Moreover, countries with closer cultural distances are more likely to form log trade ties, and this conclusion further confirms the existing research of Felbermayr and Toubal [
31]. As a direct manifestation of national spirit, culture affects trade mainly through two ways: reducing trade costs and increasing affinity parameters [
32]. Different cultural backgrounds increase the difficulty of economic communication and are not conducive to cross-border market activities [
28]. In recent years, the view that cultural similarity significantly affects trade flows has achieved a broad consensus [
33].
Countries with farther geographical distances are less likely to create log trade ties. The research on the influence of geographical distance on trade can be traced back to 1962. Tinbergen verified in the gravity model that geographical distance has a negative impact on the international trade between the two countries. Since then, this conclusion has been confirmed by many scholars [
34]. Although with the advancement and development of science and technology, the efficiency of the global logistics system has been improved, and the cost of international transportation has been greatly reduced, resulting in a weakening of the impact of geographic distance on the trade, while this impact still exists, especially for countries with farther geographic distances [
2].
Countries with the same FTA number are more likely to develop log trade ties. The FTA is a legally binding contract between two or more countries with the goal to eliminate trade barriers in order to allow products and services to flow freely among countries. The most direct manifestation of FTA’s economic impacts on members is to promote the establishment of trade relations and the expansion of trade scale [
35], therefore, FTAs play a significant role in promoting the establishment and deepening of trade management [
34].
5. Conclusions
The GLTN is a complex system. Changes in the status or attributes of a country’s network may promote the overall evolution of the network through trade ties. Making full use of this evolution trend will help countries actively adjust their log supply or demand and maximize their benefits. Based on the above conclusions, we can proceed from the following aspects to optimize the GLTN and the log trade structure of each country. First of all, the dynamic adjustment of the worldwide log trade network means new market opportunities.

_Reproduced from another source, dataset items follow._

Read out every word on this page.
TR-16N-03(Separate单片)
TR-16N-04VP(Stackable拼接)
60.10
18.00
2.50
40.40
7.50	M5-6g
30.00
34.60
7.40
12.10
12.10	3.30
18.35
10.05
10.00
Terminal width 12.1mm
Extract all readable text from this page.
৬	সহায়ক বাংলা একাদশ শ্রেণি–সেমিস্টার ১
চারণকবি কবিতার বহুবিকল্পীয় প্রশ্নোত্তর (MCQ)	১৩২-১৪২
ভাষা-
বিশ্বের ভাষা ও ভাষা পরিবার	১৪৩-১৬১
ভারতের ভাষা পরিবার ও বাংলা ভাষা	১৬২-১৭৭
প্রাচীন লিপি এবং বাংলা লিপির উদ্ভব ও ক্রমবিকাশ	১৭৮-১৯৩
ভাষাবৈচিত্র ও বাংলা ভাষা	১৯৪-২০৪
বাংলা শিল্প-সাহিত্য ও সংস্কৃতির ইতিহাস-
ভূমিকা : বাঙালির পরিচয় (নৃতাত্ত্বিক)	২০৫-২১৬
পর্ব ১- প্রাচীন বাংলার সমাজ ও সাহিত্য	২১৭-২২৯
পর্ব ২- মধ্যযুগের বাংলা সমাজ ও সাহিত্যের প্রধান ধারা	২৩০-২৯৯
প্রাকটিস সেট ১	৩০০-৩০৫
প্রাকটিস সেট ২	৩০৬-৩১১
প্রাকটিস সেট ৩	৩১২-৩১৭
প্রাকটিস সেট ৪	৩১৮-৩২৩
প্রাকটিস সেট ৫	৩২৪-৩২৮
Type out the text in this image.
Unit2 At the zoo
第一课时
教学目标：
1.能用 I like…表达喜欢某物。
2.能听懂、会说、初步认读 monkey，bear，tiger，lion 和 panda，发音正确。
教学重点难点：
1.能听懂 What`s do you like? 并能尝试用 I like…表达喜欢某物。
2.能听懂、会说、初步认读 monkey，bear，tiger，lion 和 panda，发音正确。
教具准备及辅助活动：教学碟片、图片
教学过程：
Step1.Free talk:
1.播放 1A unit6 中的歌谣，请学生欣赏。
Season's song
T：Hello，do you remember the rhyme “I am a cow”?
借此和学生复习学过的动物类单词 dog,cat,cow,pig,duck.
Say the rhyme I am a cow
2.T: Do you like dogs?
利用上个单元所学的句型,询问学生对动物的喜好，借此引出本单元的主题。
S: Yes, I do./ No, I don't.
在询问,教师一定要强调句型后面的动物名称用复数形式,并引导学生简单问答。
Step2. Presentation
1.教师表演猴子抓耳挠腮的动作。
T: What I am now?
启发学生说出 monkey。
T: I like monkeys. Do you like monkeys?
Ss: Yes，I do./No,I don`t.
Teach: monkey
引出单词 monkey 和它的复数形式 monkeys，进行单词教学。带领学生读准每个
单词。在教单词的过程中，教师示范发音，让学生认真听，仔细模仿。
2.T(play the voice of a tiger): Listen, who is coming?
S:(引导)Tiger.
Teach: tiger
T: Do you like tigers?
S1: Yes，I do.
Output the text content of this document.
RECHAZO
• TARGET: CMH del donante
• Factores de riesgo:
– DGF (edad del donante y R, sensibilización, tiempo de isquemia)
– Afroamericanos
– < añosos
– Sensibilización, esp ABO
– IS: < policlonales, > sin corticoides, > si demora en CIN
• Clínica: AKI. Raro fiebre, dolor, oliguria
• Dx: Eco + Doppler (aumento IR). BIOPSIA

Therefore, governments should adopt various measures to strengthen their relations with trading partners according to their realities and enhance the reciprocity and openness of log trade. Secondly, as a market-oriented measure to deal with illegal logging, forest certification is a manifestation of the ability of sustainable forest management. Therefore, it has a significant impact on the evolution of the GLTN. Therefore, countries with rich forest resources, especially developing countries, should steadily advance the pace of forest certification to meet the international market’s demand for the legality of timber sources and at the same time improve their sustainable forest management capabilities. Thirdly, cultural similarity and FTA networks have a significant role in promoting the establishment of trade ties. Countries should make full use of the regional trade agreements in promoting log trade, continuously expand the log trade circle, and at the same time, deepen mutual cultural exchanges to reduce the transaction cost of log trade to a certain extent.